Later I tried a second round with both mixes side by side under the same temps. The Phase II yielded almost three times the weight of the straw bed. That gap was clear proof that the recipe and pasteurization steps drive the whole game.

Button mycelium has tight needs you must hit. The mix should hold 70-75% moisture by weight when squeezed. Pasteurize the pile at 140°F (60°C) for 2 hours to kill weed molds while sparing the helpful bugs. Aim for a carbon-to-nitrogen ratio near 17:1. That tight ratio packs in the protein the fruits need to grow fast.
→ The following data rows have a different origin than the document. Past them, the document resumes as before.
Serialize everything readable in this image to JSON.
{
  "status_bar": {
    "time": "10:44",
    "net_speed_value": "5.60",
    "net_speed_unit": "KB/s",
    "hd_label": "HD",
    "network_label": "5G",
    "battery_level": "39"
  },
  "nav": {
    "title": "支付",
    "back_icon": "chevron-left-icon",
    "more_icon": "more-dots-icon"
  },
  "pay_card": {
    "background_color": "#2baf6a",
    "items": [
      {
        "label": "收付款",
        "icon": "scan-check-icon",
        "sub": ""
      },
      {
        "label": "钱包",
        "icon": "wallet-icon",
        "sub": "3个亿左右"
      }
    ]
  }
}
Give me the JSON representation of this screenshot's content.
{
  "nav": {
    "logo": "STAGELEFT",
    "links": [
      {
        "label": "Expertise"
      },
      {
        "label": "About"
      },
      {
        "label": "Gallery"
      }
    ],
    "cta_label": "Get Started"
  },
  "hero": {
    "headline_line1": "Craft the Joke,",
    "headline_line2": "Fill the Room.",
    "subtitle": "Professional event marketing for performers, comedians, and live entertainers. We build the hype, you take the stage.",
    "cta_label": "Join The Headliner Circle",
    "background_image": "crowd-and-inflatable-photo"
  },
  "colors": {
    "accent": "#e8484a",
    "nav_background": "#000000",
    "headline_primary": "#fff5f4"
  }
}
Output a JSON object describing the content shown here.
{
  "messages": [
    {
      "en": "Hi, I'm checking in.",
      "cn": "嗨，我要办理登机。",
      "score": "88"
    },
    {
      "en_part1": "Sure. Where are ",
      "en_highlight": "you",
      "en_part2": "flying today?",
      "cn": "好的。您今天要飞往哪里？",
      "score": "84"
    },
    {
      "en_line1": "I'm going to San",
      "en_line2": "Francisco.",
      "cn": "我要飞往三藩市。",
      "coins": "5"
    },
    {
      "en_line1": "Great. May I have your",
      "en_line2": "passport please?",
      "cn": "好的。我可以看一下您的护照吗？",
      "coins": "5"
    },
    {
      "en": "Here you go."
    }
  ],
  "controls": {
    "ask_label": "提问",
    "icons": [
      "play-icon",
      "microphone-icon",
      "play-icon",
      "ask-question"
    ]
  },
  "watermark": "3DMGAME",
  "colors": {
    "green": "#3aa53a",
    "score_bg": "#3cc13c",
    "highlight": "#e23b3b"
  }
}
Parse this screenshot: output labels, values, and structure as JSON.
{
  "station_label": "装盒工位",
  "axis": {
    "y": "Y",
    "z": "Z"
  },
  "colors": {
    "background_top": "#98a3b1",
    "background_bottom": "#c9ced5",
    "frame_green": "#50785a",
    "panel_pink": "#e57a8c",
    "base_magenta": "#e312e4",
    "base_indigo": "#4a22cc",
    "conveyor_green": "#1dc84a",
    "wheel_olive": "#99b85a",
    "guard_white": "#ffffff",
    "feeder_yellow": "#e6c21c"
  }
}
Different mushrooms want different beds. Agaricus bisporus, the white button and cremini, fruits best on Phase II compost made from straw and manure. Oyster mushrooms thrive on supplemented straw with 5-10% bran for extra nitrogen. Shiitake prefer hardwood sawdust blocks dosed with bran. King oyster does well on the same sawdust mix as shiitake.

You can buy bagged Phase II compost from a few specialty sources online. Mushroom Mountain, Field & Forest Products, and North Spore each sell ready-to-use blocks of straw compost in tote form. A 30-pound bag runs $40-$60 shipped and grows about 8-12 pounds of fresh buttons over 3-4 flushes.

If you want a true DIY path, build a 55-gallon (208 L) steel drum pasteurizer for your own mushroom substrate. Drop in 40 pounds of chopped straw and fill the drum with water. Heat with a propane burner until the core hits 160°F (71°C). Hold that temp for 1 hour, then drain and cool to room temp before you mix in spawn. Total gear cost lands near $150 for the drum and burner.

Your first try at mushroom growing will teach you more than any guide. Track temps, weights, and yields in a notebook so each new batch beats the last.